Congress has turned aside several opportunities in the last couple of weeks to require just this kind of disclosure. So, Sunight’s early hunch to fund such a database was right one. We stepped up early and made a grant to OMB Watch for that purpose. Watch for it early in October. And here’s an opportunity. OMB Watch is looking for a few beta testers in August — so if you’re interested let them or us, know.

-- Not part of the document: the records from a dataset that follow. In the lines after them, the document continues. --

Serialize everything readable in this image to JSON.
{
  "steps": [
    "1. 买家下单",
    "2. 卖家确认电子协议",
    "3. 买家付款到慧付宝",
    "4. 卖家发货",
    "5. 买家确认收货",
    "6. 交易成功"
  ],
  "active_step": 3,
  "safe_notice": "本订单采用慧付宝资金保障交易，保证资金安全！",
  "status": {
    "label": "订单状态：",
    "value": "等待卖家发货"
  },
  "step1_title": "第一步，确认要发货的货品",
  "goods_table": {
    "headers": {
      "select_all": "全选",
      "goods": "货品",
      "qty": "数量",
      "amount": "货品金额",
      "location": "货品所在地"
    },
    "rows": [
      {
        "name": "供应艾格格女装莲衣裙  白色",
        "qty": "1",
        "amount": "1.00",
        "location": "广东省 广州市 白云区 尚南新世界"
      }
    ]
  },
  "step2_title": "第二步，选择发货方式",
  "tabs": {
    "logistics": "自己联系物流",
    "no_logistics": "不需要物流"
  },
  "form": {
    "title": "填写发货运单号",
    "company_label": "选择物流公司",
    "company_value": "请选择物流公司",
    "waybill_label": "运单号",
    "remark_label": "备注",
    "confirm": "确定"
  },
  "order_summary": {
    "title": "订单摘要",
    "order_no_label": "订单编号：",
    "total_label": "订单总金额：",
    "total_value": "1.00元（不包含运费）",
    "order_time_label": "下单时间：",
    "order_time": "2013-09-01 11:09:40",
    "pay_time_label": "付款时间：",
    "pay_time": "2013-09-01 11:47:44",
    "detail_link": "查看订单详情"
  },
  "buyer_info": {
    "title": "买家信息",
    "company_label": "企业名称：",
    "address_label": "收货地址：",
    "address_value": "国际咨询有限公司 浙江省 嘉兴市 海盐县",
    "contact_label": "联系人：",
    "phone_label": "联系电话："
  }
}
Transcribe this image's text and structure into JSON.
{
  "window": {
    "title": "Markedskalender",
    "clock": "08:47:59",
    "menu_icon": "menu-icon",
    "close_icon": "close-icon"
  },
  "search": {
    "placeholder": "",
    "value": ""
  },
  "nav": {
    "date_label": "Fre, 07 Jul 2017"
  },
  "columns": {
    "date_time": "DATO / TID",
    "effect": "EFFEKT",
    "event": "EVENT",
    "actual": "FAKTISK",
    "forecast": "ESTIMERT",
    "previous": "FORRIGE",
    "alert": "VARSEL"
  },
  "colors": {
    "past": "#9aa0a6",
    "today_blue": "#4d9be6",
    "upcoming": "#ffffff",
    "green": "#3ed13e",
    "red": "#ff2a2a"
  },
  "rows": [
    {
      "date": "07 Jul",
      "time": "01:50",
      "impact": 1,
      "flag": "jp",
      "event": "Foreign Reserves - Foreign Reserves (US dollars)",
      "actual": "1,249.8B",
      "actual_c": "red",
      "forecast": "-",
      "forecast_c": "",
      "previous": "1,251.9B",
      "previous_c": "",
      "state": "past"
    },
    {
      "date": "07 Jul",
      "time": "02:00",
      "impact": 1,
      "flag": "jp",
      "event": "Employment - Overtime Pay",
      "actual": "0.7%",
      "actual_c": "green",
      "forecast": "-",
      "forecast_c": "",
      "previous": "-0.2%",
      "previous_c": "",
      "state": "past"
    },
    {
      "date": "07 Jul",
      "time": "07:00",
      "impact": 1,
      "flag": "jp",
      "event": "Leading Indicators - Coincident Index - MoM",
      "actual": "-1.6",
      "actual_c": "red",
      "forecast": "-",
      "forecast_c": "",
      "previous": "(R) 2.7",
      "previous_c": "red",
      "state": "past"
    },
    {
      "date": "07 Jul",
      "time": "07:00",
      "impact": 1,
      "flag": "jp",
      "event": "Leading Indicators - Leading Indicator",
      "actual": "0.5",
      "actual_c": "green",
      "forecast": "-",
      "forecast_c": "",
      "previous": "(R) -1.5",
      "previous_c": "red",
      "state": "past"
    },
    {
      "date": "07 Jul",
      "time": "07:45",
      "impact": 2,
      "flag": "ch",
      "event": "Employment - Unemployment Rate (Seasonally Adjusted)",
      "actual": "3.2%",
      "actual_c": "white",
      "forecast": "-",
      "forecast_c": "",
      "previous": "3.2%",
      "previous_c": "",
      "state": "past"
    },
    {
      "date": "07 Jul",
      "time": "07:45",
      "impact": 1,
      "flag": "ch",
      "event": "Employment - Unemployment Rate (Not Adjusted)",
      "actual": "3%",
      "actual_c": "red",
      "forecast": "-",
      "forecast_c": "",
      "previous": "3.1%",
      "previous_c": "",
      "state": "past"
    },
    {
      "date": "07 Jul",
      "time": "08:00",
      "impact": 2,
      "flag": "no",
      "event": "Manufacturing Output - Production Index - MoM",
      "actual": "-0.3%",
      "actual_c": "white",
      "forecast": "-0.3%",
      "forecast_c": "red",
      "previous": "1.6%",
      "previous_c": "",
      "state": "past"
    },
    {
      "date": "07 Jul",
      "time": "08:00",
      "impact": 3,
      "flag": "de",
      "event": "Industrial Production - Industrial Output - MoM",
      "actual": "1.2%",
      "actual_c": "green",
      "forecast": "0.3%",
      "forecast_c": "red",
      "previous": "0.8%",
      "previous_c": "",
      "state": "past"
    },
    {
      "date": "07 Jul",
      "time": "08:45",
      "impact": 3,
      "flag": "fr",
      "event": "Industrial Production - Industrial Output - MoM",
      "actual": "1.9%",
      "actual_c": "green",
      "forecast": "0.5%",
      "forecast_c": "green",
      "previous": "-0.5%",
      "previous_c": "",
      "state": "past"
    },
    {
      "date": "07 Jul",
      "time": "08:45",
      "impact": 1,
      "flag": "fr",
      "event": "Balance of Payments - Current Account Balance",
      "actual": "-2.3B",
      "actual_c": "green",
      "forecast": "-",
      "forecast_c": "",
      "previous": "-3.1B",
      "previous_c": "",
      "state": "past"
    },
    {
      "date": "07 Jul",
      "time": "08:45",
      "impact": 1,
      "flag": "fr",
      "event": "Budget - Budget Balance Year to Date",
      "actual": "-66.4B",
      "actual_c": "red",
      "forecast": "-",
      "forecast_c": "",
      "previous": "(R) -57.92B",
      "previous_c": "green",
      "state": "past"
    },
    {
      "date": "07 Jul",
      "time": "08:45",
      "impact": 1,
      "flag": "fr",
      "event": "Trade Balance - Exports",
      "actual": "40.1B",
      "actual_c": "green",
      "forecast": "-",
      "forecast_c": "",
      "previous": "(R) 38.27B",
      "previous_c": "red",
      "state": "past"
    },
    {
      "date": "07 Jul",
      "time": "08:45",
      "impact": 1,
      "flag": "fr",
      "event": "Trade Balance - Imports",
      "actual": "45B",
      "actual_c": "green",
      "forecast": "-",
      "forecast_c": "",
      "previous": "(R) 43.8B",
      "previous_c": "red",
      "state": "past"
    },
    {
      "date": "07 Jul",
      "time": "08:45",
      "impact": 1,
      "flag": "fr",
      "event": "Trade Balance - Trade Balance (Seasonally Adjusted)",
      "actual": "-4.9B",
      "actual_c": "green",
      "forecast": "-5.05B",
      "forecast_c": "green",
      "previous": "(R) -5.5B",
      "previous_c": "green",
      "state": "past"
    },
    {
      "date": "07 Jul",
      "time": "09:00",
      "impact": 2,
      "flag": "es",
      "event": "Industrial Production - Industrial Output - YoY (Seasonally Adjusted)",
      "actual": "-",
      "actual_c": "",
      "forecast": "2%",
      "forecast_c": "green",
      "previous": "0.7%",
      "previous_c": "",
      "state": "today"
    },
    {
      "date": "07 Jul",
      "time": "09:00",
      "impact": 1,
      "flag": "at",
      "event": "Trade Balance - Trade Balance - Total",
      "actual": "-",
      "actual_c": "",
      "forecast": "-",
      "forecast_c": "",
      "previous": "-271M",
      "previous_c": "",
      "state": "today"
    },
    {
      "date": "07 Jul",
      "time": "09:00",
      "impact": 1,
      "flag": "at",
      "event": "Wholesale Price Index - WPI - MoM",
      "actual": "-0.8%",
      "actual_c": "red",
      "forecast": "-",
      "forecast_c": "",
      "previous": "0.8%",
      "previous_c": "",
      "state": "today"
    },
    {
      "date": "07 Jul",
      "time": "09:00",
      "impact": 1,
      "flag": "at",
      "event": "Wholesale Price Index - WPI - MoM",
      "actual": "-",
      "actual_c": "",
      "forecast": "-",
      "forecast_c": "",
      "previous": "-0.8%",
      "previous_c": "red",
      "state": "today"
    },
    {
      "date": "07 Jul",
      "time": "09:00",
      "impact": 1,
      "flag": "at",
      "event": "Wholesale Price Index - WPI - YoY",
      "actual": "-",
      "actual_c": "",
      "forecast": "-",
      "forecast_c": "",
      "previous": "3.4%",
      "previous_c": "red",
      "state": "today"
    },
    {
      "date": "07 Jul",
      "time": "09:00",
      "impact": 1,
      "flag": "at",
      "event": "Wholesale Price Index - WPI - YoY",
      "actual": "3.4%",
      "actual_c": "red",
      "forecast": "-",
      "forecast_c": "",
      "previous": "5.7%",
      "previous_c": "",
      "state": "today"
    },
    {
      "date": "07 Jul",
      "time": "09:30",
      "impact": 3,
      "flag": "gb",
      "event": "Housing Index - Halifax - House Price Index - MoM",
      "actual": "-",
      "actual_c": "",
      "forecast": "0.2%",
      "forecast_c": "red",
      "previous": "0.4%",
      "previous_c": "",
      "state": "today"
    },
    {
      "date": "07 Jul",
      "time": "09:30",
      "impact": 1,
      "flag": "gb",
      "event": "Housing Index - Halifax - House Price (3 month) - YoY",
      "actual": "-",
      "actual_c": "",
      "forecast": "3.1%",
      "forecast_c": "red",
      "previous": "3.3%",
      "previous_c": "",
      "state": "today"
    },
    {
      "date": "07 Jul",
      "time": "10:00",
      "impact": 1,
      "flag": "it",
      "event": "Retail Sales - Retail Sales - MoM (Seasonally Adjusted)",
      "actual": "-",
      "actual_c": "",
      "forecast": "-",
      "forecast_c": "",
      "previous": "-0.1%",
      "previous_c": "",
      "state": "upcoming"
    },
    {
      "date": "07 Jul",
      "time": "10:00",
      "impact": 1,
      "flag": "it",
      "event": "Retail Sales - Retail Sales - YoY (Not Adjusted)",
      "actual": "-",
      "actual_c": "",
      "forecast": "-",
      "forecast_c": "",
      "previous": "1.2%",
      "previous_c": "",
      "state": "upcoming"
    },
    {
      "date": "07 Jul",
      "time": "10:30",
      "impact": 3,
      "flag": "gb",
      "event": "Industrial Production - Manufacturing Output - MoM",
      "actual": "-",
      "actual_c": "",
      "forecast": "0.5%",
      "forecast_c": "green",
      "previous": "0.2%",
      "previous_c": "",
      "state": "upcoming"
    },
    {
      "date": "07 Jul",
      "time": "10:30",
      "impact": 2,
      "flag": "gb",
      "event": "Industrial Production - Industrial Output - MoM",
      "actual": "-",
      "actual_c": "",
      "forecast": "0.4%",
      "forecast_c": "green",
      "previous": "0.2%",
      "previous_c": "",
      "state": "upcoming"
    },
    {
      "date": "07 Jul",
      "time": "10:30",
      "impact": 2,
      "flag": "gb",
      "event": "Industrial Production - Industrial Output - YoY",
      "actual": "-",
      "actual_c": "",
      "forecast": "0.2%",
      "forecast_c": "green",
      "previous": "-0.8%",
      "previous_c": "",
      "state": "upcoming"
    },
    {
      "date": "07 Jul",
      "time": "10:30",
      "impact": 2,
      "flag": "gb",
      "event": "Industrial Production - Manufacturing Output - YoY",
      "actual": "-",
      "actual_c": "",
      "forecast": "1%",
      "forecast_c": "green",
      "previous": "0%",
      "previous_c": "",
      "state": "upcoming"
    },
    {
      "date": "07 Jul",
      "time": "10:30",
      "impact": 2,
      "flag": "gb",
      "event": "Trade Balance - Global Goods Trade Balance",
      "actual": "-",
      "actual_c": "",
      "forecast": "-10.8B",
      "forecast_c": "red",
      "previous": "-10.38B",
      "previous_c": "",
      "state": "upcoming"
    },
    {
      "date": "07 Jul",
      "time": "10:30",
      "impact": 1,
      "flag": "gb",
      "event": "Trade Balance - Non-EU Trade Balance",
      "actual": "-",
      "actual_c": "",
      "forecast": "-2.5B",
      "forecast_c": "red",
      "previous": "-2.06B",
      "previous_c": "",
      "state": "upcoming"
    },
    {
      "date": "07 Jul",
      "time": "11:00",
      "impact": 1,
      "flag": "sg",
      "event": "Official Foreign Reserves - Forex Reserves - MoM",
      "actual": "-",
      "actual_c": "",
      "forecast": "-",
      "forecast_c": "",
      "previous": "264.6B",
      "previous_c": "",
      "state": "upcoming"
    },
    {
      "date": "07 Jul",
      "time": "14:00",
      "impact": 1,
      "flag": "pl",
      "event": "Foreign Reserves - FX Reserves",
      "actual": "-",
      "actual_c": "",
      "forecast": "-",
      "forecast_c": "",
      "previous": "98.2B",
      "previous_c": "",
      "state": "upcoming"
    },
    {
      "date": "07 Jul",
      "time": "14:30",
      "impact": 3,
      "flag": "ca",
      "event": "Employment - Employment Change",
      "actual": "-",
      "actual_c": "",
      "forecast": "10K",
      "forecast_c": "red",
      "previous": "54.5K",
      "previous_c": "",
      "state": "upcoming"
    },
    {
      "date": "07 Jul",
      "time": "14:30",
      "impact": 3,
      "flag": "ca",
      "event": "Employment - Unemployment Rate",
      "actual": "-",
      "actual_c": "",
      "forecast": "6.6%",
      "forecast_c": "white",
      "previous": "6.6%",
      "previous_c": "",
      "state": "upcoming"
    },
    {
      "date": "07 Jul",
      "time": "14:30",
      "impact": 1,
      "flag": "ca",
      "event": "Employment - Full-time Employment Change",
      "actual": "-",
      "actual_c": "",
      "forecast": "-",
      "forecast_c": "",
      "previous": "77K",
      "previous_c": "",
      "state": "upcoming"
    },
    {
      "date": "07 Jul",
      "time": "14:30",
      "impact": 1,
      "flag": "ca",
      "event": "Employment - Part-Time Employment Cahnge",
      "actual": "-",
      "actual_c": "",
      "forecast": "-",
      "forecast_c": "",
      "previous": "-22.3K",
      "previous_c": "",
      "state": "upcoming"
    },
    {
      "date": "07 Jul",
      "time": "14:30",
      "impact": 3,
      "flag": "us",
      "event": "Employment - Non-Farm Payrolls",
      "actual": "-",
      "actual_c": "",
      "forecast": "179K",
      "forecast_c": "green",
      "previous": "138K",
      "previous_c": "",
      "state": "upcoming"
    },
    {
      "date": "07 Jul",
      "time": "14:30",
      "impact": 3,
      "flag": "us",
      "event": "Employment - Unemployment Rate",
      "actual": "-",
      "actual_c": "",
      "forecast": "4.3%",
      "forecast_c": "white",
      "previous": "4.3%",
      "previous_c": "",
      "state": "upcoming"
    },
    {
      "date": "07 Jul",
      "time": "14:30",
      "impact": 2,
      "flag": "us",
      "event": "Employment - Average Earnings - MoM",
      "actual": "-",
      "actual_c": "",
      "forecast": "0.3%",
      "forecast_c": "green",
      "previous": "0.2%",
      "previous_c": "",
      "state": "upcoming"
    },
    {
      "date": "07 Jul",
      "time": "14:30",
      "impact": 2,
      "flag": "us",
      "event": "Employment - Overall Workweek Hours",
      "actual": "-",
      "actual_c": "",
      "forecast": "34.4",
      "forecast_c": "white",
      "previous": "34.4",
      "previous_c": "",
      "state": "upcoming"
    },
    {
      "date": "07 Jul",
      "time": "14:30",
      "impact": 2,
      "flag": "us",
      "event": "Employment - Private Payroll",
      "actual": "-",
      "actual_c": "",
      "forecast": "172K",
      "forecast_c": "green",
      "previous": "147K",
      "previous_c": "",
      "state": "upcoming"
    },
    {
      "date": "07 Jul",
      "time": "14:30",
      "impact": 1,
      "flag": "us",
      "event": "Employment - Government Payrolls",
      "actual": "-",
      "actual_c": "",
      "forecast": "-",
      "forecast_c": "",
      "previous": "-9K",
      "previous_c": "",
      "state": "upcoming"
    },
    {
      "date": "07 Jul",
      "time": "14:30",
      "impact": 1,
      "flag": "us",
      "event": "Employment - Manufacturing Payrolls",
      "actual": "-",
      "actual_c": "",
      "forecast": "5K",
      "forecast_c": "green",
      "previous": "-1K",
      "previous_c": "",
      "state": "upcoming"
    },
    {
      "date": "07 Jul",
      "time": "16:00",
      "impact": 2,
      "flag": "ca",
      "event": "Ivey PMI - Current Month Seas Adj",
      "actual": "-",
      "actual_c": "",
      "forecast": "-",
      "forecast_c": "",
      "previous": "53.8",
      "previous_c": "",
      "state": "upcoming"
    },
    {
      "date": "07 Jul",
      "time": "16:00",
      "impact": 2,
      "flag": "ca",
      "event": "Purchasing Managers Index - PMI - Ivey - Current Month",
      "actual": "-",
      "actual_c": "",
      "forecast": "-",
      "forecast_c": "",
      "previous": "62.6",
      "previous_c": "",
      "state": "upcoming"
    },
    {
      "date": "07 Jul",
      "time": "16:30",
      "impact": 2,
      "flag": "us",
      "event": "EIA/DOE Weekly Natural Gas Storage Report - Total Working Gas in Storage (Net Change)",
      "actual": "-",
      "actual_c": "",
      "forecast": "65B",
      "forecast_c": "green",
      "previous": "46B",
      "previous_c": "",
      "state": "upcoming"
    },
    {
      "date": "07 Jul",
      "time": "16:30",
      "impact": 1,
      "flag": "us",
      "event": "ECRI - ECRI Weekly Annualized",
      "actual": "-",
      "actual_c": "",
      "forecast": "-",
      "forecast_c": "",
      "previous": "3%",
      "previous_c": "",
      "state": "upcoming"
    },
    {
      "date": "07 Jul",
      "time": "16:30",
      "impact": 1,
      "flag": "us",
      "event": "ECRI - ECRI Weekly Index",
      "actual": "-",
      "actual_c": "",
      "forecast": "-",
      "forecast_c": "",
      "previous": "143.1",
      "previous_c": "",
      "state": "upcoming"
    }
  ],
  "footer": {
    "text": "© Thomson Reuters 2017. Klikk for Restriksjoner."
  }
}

Meanwhile here are some of the key findings from the Waxman report:
"Procurement spending is highly concentrated on a few large contractors, with the five largest federal contractors–all defense contractors–receiving over 20 percent of the contract dollars awarded in 2005. Halliburton, the largest federal contractor in Iraq, is the fastest growing contractor under the Bush administration, with its government contract dollars increasing by 600 percent between 2000 and 2005."
No further comment.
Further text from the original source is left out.